DCCC spokesman Liam Buckley asserts the “enormous fundraising numbers prove that Democrats have the money, momentum, and message to take back the House this November.”
“With commanding leads across the battleground — including against a number of high profile Republican incumbents — Democrats are poised to dominate the final six months of the midterm campaign and deliver on lowering costs for the American people,” he said in a statement.
But not so fast.
‘Waiting in the Wings’
The Republican National Committee holds a significant money lead over its Democratic counterpart — bringing in nearly seven times more in campaign contributions, according to the lates FEC filings. The RNC reported more than $109 million cash on hand at the end of March, compared with $15.9 million for the Democratic National Committee. The DNC also was carrying $17.37 in debts.
The RNC was in a comparatively strong funding position heading into the midterm election year.
“As Democrats have struggled in the Trump era, the RNC tallied $172 million raised in 2025, with $95 million cash on hand at year’s end. In contrast, the Democratic National Committee posted $145 million for the year, with $14 million on hand — and $17 million in debt, to start the new year underwater,” silive.com reported.
Call it the Trump factor. The president’s allies are sitting on hundreds of millions of dollars that can be injected into races in the months ahead.
“Waiting in the wings for Republicans is a super political action committee tied to Trump — MAGA Inc. — which has more than $300 million cash on hand, according to the FEC,” the leftist PBS reported in a piece about Senate Democratic candidates outraising Republicans.

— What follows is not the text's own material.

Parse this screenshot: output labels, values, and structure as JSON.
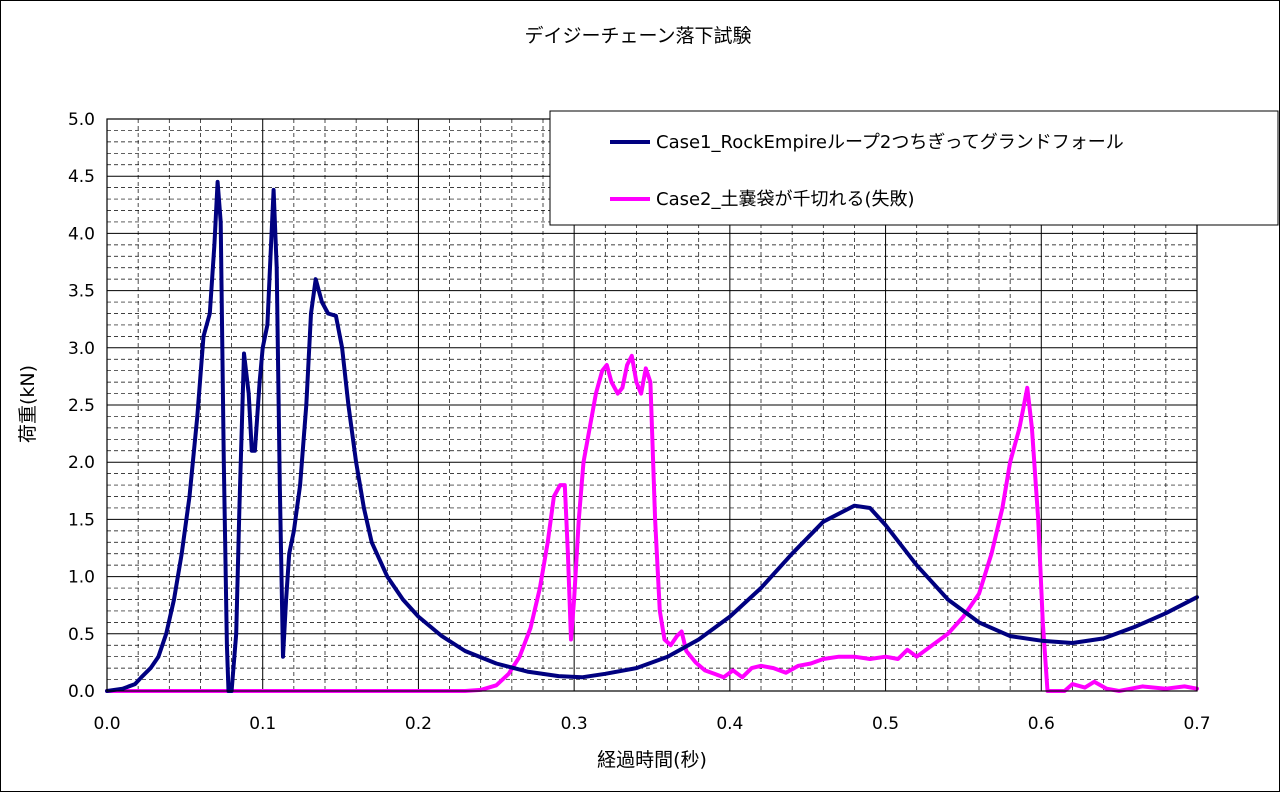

Expect a lot more money pouring in from lib billionaire sugar daddies, the Soros gang, Big Tech players, and big labor.
Money, of course, only goes so far in winning campaigns — and keeping or taking back control of congress.
Message and Resume Problem
Democrats sound cocky, pointing to polls showing President Trump well underwater. But they ignore — at their own peril — their biggest weakness: themselves. Americans in the main rejected the far-left agenda of social reengeering, higher taxation, and radical opposition to immigration laws, in the 2024 presidential election. A CNN poll released earlier this month found just 28 percent of Americans held a favorable view of the Democratic Party. That has much to do with how radical the party has become in recent years.
But the GOP doesn’t fare that much better. About one-third (32%) of those surveyed had a favorable opinion of the Republican Party.
Generic polls on which party’s candidate voters would support in November election show Democrats with a moderate edge of from 2 to 6 percentage points, according to an analysis published Sunday in the New York Times.
Republicans currently have a message and resume problem. The successes they’ve had in the current session — tax relief at the top of that list — have been lost in an ineffective voter education campaign. And most of the biggest wins have come from the president’s pen. The Republican-controlled Congress has failed to codify the government reforms and liberty protections Trump pushed through by executive order.
Republican House members have had a much better record of action than their friends in the Senate, who have failed to deliver on an election integrity bill that the vast majority of voters support.
To borrow very loosely from Neil Diamond, money talks, but it can’t make unmotivated Republicans feeling underwhelmed by their party leaders get out and vote.